Stupidity is Unbearably Cool



This is the part where I go on a rant about what I can't stand for another moment. This time, even at the risk of sounding like a 47 year old winging prat, it's going to be aimed at some of the young people of today.

All you need to do is jump onto Instagram and have a look at the feed of someone around the age of 15. What do you see?

Pouting selfies in the bathroom mirror, sometimes with the delightful addition of the family toilet in the background. Flower headbands and bindis, as if they're on their way to Woodstock. If of course they knew what Woodstock was. Or where it was. Or why it was. Or in fact could name two bands that played there.

And this is the problem. When did it stop being cool to be smart and start being cool to be an idiot?

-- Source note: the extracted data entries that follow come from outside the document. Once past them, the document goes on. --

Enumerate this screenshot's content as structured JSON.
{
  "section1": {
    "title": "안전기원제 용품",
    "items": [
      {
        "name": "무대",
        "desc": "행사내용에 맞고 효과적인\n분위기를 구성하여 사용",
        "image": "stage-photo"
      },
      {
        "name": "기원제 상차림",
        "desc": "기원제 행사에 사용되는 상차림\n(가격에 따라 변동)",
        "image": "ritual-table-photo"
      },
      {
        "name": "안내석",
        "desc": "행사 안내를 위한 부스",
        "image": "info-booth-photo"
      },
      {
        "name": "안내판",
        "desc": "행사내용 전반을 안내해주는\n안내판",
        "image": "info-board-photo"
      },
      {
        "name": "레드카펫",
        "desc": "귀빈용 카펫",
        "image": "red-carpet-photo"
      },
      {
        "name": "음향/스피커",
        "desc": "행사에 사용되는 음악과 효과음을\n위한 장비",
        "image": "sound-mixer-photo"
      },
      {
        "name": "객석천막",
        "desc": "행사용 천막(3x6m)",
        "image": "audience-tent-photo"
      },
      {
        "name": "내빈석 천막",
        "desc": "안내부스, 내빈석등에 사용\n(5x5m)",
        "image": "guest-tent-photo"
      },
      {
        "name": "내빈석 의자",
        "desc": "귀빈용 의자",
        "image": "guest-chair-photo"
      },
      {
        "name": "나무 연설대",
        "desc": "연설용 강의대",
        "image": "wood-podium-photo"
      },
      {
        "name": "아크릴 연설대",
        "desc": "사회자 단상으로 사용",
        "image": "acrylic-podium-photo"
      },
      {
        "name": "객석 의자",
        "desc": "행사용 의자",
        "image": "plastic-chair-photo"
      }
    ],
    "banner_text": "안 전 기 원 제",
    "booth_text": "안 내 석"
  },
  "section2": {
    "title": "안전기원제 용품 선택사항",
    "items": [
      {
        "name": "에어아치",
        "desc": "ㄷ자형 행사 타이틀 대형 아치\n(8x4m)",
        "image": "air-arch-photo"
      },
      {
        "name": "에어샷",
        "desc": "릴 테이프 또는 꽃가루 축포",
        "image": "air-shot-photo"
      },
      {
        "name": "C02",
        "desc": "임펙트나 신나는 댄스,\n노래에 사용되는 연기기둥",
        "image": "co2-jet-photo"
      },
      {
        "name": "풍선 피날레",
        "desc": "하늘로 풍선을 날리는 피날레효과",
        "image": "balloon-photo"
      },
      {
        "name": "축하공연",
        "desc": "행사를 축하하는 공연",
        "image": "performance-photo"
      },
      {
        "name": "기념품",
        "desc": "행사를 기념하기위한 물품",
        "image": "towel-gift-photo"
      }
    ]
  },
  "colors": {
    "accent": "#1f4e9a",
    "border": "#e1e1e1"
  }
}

I overheard a conversation (if you could call it that) the other day on the street between two girls. It went something like this:

"I dyed my hair. Do you like it? I love it."
"Yeah I love it too."
"Yeah, it's pretty much the same as Arianna Grande."
"Oh, I love her. I'm obsessed with her."
"Me too!"
"Shut up. No way!"
"Yes way! Aha!"
"Haha. That's, like, hilarious."
"I'm so obsessed. I'm obsessed with Audrey Hepburn too."
"Oh, she was so classy. Like, really classy and stylish."
"Oh yeah, she totally was. I love her in Breakfast at Tiffany's"
"That's my favourite movie!"
"Have you seen her in anything else?'
"Um.. No. But I watch Breakfast at Tiffany's all the time. And Mean Girls."
"Oh, Mean Girls is so funny. It's like my life.'

And so it went on, boats against the current, borne back ceaselessly into the past. Although, they wouldn't know that I was quoting The Great Gatsby, because I'm fairly sure they don't read anything. Other than perhaps the fashion section of Cosmo.

They are "obsessed" with Audrey Hepburn, yet have seen only one of her movies. Hardly an obsession.

Are they aware that she could speak five languages (English, Spanish, French, Dutch, and Italian) fluently? I doubt it. These girls could hardly speak English properly. Do they realise that during Nazi occupation in the Netherlands she was forced to eat tulip bulbs and attempt to bake grass into bread just to to survive during WWII? Do they even know when WWII occurred? Or why?

It's both frustrating and horrifying to think that in a time of smart phones, we're churning out stupid people. At no time in the history of the universe have humans had access to the amount of information at their disposal now, and yet we've never been stupider.

The knowledge they are missing is not optional - it's part of being a valuable and productive human in today's society.

It's important to know why world wars developed and how they were stopped. It's important to know how many people have lost their life in past protests, and for what purpose. It's important to be able to recognize the Mona Lisa, identify Picasso's trademark cubism, have an opinion about live exports, know where your vegetables comes from, explain photosynthesis, choose what chemicals you will and won't ingest, understand what antibiotics do to your immune system, and question the origins of life on earth.

It's not optional. It's an integral, yet often absent, part of human existence. With this greater understanding of how our minds work, what art is, what countries need our help and why, and what 'fair trade' means, we can move forward.

That is what humanity needs now, not Arianna Grande's hair.